Kitapta sadece “sosyalist” ve “anarşist” ve birçok kez “konsey devrimcisi” olarak onurlandırılan ama pek de gizemci olarak adlandırılmayan bir Landauer hakkında bilgi almıyoruz, aynı zamanda anarşiyi ve gizemi birbirleriyle ilişkilendirmesini ve kaynaştırmasını bilen bir Landauer’le karşılaşmaktayız.
Bir anarşist gizemci olarak anarşistler üzerinde pek bir etkisi olduğu ve ilgi kazandığı söylenemez. Bu günümüz için de geçerlidir.
Landauer’in bazı düşüncelerini benimsemesem de, ısrarla dile getirmek isterim ki, pek sevilen ve hâlâ korkulan anarşi sözcüğünü Almanca dilci anarşistler arasında doğru anlayan az kişiden biridir – özel bir açıdan: Dile ve gizemciliğe yaklaşımı.
Landauer’i “gerçek anarşist” saymayanlara tek sözüm var: Anarşide gizemi duyumsayamayan her bir kimse, bence, tahakkümden kendini koparma yeteneğine sahip değildir. Çünkü: Tam da gizemde bütün tahakkümler çözülür. Bununla Valéry’nin analizi doğrulanmaktadır.
Bir anarşistin gizeme yatkın olmayışı, onun tinsel-psişik bağımlılığına, tahakküm bünyesine bağlılığına işarettir.
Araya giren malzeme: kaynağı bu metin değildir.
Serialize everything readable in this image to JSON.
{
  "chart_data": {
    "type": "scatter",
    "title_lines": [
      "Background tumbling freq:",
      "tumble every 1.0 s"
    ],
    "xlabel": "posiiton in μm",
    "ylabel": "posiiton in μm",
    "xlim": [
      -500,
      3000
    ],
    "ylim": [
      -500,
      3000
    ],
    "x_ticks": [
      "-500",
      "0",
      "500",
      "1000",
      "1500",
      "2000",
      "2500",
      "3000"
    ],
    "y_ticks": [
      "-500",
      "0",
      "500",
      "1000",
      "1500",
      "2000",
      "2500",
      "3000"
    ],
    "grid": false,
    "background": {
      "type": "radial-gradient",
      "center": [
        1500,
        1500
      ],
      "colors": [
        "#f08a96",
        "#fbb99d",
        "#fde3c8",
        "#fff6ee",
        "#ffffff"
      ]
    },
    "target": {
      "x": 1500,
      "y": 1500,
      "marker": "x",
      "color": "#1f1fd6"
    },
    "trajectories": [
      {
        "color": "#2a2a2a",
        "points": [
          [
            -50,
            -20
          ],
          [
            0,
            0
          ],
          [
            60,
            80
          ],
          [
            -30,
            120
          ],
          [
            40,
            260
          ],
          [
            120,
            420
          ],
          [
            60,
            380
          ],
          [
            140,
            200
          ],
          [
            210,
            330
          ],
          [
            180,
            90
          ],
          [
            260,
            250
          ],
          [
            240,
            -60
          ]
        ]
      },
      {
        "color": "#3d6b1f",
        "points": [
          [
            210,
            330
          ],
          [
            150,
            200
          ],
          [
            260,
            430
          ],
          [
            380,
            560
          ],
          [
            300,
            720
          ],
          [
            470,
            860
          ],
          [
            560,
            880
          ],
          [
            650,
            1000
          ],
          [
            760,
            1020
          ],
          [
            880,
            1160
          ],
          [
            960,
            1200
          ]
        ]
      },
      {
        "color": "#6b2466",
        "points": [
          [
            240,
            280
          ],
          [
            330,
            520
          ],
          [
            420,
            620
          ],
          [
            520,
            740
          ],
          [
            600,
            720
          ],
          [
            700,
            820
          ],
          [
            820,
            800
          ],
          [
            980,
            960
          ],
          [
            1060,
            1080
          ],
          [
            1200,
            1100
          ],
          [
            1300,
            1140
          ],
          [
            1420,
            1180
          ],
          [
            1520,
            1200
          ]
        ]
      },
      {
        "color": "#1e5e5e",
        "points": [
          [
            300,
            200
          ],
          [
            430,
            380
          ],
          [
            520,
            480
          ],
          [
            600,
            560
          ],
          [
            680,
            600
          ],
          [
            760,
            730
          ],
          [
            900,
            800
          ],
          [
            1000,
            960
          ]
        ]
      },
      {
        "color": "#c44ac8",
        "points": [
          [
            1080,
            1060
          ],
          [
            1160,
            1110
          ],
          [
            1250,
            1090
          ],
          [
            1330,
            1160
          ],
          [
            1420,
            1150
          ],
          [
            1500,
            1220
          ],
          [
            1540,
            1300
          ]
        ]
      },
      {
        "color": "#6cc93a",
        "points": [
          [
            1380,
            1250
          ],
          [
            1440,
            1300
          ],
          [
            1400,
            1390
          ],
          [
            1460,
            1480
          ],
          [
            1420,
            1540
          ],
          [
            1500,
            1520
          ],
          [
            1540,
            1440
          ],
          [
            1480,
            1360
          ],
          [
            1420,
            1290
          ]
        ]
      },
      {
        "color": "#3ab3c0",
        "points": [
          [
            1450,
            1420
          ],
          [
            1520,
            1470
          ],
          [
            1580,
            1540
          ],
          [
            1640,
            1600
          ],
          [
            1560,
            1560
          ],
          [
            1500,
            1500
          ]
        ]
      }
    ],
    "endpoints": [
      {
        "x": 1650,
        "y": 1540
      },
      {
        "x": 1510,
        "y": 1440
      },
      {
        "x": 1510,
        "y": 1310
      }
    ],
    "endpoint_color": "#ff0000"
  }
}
Landauer’in bir çok anarşiste eleştirisi “yeniden doğma” kuramına dayanır; ona göre “yeniden doğma”nın koşulu toplumsal ve dilsel baskıdan arınan yeni insandır.
Bu açıdan bakan Landauer, “gelecekte” bir anarşist toplumu yadsıyor ve anarşinin şimdiki zamanda gerçekleşebilirliğine işaret ediyor. “Yeniden doğma” kuramıyla ilgili de önemli bilgiler sunan Joachim Willems, gizemci Meister Eckhart ile Landauer arasındaki benzerliklere ve farklara da dikkat çeker.
Devamla dinsel ve dinsel olmayan gizemcilikten çeşitli öğeleri bir düşünce sistemine uyarlamaya çalışan, bir düşünce sistemi geliştirmeye yönelen ve otonomca düşünen bir Landauer’i görmekteyiz Willems’in kitabında; ve onun bir Peter Kropotkin ve Oscar Wilde çevirmeni olduğunu. Martin Buber’le karşılıklı etkilerini ve “Sozialistischen Bund”ta (Sosyalist Birlik) ortak çalışmalarına tanık oluyoruz; Landauer’in geleceğe yönelmeyen, bizzat “devletin yanında” sosyalist toplumun inşasını hedefleyen “autonome Bünde”ler (Otonom Birlikler) hakkında bilgilendiriliyoruz.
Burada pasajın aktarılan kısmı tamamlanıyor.